PHOSPHENES

Musrifah Anjali
Chapter #18

DELAPAN BELAS

Pukul 15.30 WIB, aku sudah menghubungi Asta untuk menemuiku pukul empat sore, tidak lupa memberi alamat rumah. Asta tidak pernah berkunjung ke rumahku, sebenarnya dulu hampir pernah namun gagal karena aku menolaknya untuk mengantarku. Bukan masalah sok jual mahal, tapi perempuan tetap perempuan mereka harus tetap waspada dengan laki-laki yang baru akrab. Ingat itu ya para wanita!

Ting.Tong.Ting.Tong…

Aku segera turun kebawah, aku belum menyelesaikan dandananku dan Asta sudah datang terlebih dahulu. Ini 30 menit lebih awal dari jam janjian kami, tidak tahu bagaimana bisa dia datang lebih awal. Saat aku membuka pintunya, Asta sudah siap dengan pakaian rapihnya. Hoodie warna abu-abu, celana hitam, dan topi yang menutupi sebagian rambut atasnya. Tidak berlebihan, tapi masih bisa dipandang karena wajahnya yang menawan namun tidak berekspresi. Untuk saat ini aku tidak membandingkannya dengan Alfa, karena jika aku memikirkannya jangan-jangan dia akan muncul nanti.

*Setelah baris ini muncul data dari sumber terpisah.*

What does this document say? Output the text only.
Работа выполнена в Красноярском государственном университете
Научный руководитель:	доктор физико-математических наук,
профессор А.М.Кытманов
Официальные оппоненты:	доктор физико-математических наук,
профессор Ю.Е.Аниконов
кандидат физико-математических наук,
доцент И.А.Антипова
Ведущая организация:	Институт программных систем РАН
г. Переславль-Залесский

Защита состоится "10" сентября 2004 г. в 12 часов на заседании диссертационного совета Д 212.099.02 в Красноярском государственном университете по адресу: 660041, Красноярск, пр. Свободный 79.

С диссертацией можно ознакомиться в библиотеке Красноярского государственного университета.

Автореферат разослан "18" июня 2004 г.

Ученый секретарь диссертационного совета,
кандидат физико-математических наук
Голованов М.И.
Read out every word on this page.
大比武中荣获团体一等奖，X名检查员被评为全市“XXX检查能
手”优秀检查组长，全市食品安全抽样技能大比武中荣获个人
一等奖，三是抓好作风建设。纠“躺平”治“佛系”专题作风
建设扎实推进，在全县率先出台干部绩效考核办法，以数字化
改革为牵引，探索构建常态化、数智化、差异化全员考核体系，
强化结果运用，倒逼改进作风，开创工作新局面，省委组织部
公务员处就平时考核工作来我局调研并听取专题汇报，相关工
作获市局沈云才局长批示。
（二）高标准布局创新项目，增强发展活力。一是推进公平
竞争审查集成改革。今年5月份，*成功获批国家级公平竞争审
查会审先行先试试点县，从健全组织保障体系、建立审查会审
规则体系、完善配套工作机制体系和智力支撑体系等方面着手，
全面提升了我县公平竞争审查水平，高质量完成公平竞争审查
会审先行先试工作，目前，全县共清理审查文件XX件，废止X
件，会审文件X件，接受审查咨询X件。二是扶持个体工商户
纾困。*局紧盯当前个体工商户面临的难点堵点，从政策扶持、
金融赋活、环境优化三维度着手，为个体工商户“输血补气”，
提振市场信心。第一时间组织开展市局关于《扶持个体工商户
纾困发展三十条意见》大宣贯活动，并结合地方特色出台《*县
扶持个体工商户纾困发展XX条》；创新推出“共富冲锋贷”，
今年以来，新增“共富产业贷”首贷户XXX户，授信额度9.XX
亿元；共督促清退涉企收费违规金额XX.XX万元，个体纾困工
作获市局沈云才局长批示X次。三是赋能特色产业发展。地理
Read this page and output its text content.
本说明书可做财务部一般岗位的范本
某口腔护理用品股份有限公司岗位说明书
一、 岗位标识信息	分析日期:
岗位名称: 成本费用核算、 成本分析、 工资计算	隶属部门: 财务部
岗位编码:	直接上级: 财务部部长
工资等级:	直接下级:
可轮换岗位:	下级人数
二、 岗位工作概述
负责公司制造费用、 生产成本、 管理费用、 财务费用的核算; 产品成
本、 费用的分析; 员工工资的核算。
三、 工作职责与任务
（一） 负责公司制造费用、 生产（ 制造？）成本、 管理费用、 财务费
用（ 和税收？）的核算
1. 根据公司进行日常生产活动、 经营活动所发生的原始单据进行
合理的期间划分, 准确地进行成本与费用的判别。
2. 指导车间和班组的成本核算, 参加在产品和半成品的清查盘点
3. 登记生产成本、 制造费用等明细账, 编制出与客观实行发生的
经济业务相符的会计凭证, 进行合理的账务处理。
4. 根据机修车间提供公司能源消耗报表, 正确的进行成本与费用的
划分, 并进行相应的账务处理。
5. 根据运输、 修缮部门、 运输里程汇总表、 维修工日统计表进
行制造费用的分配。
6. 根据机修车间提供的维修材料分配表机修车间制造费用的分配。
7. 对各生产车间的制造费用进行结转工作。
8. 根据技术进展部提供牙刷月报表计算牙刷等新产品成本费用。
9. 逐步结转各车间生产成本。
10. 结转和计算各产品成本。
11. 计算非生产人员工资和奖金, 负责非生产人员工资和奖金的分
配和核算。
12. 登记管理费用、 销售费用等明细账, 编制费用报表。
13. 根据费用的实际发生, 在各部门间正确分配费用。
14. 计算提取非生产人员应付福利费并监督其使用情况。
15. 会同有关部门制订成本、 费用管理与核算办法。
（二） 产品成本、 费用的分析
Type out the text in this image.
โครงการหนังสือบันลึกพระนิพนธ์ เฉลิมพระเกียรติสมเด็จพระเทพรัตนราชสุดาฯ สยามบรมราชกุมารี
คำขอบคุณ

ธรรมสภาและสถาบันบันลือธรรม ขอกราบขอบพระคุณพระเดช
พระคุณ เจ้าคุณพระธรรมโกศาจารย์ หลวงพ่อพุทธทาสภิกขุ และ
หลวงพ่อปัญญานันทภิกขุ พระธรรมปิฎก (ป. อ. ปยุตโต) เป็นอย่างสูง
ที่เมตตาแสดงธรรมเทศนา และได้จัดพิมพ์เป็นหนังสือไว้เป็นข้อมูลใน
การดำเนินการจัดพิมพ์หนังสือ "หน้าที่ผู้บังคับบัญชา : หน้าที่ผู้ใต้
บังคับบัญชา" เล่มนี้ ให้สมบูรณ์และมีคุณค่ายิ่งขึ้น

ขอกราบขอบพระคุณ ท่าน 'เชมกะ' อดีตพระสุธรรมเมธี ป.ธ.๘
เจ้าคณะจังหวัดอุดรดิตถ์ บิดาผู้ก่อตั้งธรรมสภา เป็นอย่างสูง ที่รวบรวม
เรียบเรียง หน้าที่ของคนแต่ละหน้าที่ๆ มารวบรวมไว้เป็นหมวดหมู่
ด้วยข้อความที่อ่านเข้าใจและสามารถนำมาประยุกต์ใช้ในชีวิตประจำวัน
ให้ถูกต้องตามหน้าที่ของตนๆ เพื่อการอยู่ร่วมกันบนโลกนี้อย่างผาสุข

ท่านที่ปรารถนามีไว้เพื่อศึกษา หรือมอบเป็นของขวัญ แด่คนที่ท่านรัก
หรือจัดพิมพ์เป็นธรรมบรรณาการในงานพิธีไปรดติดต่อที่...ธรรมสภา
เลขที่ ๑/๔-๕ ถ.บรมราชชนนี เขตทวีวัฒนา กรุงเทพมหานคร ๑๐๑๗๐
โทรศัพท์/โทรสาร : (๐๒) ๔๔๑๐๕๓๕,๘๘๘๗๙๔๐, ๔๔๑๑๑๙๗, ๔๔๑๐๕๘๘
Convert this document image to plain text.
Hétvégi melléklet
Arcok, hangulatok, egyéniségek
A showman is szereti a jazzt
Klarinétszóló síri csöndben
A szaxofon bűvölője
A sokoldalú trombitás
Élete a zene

“Ini belum jam empat sore, kenapa kamu datang lebih awal? Aku belum selesai bersiap-siap.”

“Aku akan menunggumu,” jawabnya sambil duduk dikursi ruang tamu. Yah sudah, biarkan saja dia menunggu lagipula bukan salahku membuatnya menunggu setengah jam. Siapa suruh datang lebih awal. Aku kembali ke kamar untuk melanjutkan bersiap-siap yang sempat tertunda tadinya. Tidak perlu berpikir panjang, apa yang harus aku pakai? Warna apa yang cocok denganku? Aksesoris apa yang akan aku pakai? Aku akan memakai yang biasa aku pakai saat pergi keluar biasanya.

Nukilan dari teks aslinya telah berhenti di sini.